I am making a simple Sprint batch application that reads from a CSV file and writes it into the database. I want to throw an exception when we try to trigger a job that is already running. So before starting the job, I am checking if there is already a job running using this code
JobInstance lastJobInstance = jobExplorer.getLastJobInstance(job.getName());
if (lastJobInstance != null) {
List<JobExecution> runningExecutions = jobExplorer.getJobExecutions(lastJobInstance);
for (JobExecution execution : runningExecutions) {
if (execution.getStatus() == BatchStatus.STARTED || execution.getStatus() == BatchStatus.STARTING) {
throw new IllegalStateException("Job is already running: " + job.getName());
}
}
}
But In my DB (batch_job_execution table )i see an entry :
| job_execution_id | version | job_instance_id | create_time | start_time | end_time | status | exit_code | exit_message | last_updated | job_configuration_location |
|---|---|---|---|---|---|---|---|---|---|---|
| 13 | 1 | 13 | 2023-08-16 13:36:59.410 | 2023-08-16 13:36:59.459 | STARTED | UNKNOWN | 2023-08-16 13:36:59.459 |
This means that there was some Job that started but never completed and the reason for it is not known.
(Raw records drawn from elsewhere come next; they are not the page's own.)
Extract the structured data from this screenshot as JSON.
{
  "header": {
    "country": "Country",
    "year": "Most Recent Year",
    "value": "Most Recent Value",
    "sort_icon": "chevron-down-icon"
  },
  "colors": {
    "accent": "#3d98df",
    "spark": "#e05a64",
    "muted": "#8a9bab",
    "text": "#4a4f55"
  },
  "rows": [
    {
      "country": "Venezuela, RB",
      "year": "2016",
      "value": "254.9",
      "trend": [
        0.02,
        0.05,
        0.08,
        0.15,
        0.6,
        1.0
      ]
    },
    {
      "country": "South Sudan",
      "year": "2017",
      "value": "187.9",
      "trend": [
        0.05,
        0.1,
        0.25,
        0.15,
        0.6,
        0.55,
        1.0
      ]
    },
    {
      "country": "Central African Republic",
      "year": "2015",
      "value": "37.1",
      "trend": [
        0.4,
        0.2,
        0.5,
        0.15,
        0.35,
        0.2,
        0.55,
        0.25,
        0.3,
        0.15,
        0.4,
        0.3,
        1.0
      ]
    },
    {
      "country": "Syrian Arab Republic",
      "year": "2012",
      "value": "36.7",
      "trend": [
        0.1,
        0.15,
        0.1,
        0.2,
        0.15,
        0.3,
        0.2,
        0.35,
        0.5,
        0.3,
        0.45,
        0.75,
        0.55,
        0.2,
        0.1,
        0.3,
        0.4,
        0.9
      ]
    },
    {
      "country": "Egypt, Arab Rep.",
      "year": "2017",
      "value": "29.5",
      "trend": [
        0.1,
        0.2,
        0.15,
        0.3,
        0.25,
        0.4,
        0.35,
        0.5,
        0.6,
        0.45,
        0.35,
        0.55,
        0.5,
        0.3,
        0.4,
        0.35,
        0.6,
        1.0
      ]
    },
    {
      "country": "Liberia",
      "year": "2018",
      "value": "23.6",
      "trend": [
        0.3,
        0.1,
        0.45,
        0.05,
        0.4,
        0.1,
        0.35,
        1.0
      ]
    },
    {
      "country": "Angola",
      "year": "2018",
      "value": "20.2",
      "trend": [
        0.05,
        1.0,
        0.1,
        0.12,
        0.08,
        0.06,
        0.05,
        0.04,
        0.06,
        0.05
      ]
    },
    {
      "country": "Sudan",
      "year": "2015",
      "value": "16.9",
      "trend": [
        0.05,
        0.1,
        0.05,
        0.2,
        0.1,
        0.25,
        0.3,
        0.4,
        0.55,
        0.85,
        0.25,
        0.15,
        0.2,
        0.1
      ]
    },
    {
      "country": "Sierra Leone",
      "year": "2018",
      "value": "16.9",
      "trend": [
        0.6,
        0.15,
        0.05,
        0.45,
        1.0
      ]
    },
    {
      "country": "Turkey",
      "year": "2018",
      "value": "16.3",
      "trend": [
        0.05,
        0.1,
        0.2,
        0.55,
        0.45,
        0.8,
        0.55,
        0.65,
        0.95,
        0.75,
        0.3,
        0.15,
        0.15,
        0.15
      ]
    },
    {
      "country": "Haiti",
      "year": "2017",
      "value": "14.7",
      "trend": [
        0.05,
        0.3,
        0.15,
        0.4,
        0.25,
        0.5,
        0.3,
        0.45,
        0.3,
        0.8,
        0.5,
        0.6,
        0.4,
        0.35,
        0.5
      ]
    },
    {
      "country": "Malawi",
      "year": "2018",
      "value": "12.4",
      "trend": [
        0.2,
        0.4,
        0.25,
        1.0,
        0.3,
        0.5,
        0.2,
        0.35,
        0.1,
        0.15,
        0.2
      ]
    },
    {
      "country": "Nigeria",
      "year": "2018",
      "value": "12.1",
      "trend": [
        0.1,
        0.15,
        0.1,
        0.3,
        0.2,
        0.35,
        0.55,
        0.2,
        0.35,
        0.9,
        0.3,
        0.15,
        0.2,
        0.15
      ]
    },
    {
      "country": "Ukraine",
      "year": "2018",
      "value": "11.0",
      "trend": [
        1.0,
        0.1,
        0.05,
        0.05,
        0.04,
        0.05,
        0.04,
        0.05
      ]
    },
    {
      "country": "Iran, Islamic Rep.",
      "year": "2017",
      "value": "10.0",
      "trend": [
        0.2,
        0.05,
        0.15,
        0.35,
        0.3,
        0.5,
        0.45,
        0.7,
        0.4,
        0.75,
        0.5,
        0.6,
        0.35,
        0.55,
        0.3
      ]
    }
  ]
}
Its exit code shows UNKNOWN. This job was run weeks ago it didn't fail nor completed (The reason is not known) Also when a job has started and is currently going on its exit code also shows UNKNOWN.
I am not able to understand how to filter this job out and make sure to not run a job if it is already running.
So now whenever Im trying to run a new job it gives me "Job is already running" error because of this particular entry. Is there any way to filter out this entry because it is a very old entry and it might not get completed or failed ever
My DB batch_job_execution
This is done automatically by Spring Batch if you correctly define your job instances. In your example, if the input file is an identifying job parameters, running the same job instance will lead to a
JobExecutionAlreadyRunningException. So there is no need to write the code you shared and manually check the existence of running executions.Now if the job execution was abruptly terminated, then it is up to you to decide if you want to restart it or abandon it. In this case, you need to manually change its status in the database, see Aborting a Job.